Tudo deu certo, o Valdo voltou pra casa cem por cento recuperado. E essa história poderia terminar assim, bonitinha. Mas as imperfeições e os exageros é que tornam nossa vida incomum, valiosa, repleta de amor e de beleza. O tanto de palavrão que o Duarte gritou naquela sala enquanto a agulha furava sua carne não pode deixar de ser uma medida disso, do amor que ele sentia pelo irmão.

III- Ilimitado
Geralda vivera sozinha praticamente a vida toda. Órfã e pobre, estudou muito para vencer essas barreiras que a vida lhe impusera. Atravessara todas, conseguindo se formar no colegial, passando numa universidade pública, tendo vários empregos e enfim se aposentando para aproveitar maturidade as coisas boas que nunca teve na juventude. Dinheiro não era problema. Na verdade, o único problema de Geralda era sua solidão.
Mesmo durante sua juventude, nunca fora muito sociável. Tivera poucas amigas, e nunca um namorado. Achava que todos os homens eram uns canalhas e que nenhum jamais mereceria o seu amor. Aliás, nem acreditava em amor. Nunca desejara uma família, a solidão era a sua, como costumava dizer. Estava com 64 anos quando conheceu Hulk, o labrador.

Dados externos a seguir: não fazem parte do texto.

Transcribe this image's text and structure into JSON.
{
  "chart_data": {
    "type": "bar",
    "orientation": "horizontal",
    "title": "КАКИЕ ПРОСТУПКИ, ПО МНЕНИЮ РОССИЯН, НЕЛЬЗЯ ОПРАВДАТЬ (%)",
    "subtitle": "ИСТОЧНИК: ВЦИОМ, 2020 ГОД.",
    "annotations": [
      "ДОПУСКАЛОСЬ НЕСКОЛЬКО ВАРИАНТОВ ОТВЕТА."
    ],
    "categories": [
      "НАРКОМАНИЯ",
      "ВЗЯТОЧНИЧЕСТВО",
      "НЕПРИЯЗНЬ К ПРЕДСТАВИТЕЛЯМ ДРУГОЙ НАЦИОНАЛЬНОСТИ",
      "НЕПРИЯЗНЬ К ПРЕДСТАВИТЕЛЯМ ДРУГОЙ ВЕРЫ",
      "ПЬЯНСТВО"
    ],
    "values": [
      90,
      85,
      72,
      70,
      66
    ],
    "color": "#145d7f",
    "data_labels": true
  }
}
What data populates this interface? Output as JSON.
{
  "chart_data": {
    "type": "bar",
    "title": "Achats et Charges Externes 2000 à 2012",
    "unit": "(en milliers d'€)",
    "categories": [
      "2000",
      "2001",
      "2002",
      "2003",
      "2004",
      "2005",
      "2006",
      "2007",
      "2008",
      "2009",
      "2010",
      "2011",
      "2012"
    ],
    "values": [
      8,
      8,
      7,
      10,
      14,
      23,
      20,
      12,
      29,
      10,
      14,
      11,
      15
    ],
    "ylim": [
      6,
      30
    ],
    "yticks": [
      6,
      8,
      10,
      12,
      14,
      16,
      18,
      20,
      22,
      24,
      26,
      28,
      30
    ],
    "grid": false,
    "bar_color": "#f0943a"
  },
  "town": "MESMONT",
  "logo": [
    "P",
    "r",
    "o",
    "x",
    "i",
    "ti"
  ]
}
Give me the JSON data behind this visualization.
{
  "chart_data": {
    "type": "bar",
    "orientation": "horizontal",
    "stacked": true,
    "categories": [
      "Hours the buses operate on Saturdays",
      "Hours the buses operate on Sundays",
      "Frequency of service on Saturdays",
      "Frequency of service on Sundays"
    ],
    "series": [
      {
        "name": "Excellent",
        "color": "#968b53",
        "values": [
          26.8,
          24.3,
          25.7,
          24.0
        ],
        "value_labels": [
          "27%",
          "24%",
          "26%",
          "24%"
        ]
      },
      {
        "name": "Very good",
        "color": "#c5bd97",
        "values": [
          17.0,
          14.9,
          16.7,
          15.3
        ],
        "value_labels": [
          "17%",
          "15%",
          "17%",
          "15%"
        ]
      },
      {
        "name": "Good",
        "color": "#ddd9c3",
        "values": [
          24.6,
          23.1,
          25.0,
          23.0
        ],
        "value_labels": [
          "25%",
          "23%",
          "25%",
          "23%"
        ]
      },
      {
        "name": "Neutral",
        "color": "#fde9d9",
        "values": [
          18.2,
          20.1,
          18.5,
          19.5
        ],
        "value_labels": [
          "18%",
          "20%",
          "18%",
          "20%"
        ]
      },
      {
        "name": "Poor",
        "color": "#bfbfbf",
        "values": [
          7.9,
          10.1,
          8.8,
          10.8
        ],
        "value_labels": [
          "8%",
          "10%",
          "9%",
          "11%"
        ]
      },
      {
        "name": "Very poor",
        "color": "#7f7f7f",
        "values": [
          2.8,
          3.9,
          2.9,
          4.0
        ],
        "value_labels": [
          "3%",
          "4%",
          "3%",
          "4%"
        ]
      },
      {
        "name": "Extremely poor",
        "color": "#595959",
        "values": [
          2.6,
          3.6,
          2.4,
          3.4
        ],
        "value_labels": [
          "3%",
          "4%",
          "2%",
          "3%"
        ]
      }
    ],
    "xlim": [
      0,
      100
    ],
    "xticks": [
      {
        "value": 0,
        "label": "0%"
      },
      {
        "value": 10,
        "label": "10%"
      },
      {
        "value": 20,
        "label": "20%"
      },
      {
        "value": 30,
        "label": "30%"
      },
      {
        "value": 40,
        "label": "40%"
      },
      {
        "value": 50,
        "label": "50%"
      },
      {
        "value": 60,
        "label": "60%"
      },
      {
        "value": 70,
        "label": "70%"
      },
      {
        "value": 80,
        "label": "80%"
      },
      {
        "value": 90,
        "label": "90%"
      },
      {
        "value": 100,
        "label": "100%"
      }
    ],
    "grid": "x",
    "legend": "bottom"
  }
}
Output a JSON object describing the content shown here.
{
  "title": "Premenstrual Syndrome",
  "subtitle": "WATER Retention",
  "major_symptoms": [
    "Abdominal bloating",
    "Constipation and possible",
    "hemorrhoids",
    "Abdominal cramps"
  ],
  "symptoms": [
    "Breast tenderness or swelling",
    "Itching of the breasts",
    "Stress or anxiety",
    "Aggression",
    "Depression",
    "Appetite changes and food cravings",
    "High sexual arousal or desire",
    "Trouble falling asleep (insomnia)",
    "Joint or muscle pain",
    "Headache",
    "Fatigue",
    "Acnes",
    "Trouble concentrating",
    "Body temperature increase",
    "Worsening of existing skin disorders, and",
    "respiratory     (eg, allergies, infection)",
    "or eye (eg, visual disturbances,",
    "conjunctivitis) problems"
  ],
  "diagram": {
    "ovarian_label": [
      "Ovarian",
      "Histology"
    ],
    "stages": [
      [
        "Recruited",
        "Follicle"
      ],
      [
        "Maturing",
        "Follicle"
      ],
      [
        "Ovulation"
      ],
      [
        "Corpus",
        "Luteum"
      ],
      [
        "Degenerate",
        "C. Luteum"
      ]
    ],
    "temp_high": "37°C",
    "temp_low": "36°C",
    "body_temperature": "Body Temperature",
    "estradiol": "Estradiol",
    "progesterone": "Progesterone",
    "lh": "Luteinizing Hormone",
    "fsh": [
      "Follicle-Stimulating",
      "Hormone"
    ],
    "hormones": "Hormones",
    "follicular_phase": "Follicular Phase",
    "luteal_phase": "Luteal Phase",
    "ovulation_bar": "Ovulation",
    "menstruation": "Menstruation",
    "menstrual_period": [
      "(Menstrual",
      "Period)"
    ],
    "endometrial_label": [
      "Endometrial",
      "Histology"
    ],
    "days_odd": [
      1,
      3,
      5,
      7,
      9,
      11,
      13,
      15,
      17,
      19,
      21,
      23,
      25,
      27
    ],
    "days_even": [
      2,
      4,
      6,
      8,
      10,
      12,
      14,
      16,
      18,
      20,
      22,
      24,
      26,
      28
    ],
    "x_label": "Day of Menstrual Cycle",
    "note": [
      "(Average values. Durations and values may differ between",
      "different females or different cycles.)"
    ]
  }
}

Foi meio sem querer. Seus vizinhos, um casal com um filho de quatro anos, entrou em dificuldades financeiras logo depois de adquirir o cachorro. Numa conversa casual, que não interessa agora, ofereceram o cão a Geralda. Ela nunca havia pensado na possibilidade de conviver com outro mamífero, mas nem mesmo seu coração endurecido pelos anos de solidão póde resistir à cara de cão abandonado - literalmente - de Hulk.
Viveram juntos durante pouco mais de dez anos. Um entendia perfeitamente o outro, bastavam poucos sons e gestos. O cotidiano os ensinou a linguagem. O bom dia, o café, deitar ao lado enquanto a dona lia o jornal, hora de comer, um latido para gatos, outro para pessoas que passavam na frente da casa, passear, essas coisas de cachorro. Hulk era muito inteligente, e sabia alguns outros truques que aprendera sozinho, como por exemplo auxiliar Geralda a cuidar do jardim, puxando a mangueira pra lá e pra cá. Foram anos felizes para Geralda, que enfim conheceu aquilo do que fugira a vida toda.
Essas elucubrações foram a base do relatório do investigador Polesi, que foi quem encontrou o corpo da velhota segurando um vidro vazio de barbitúricos, ao lado de uma pá encostada a alguns metros de distància. No quintal, policiais falavam da horrível performance do Palmeiras no brasileirão ao lado do corpo de um labrador recém desenterrado. Polesi acendeu um cigarro e pensou em Keila, sua esposa, que nessa hora devia estar saindo do banho.


Renato Cação Cambraia roubou descaradamente o título dessa crónica de um livro do Rubem Fonseca, um de seus escritores favoritos.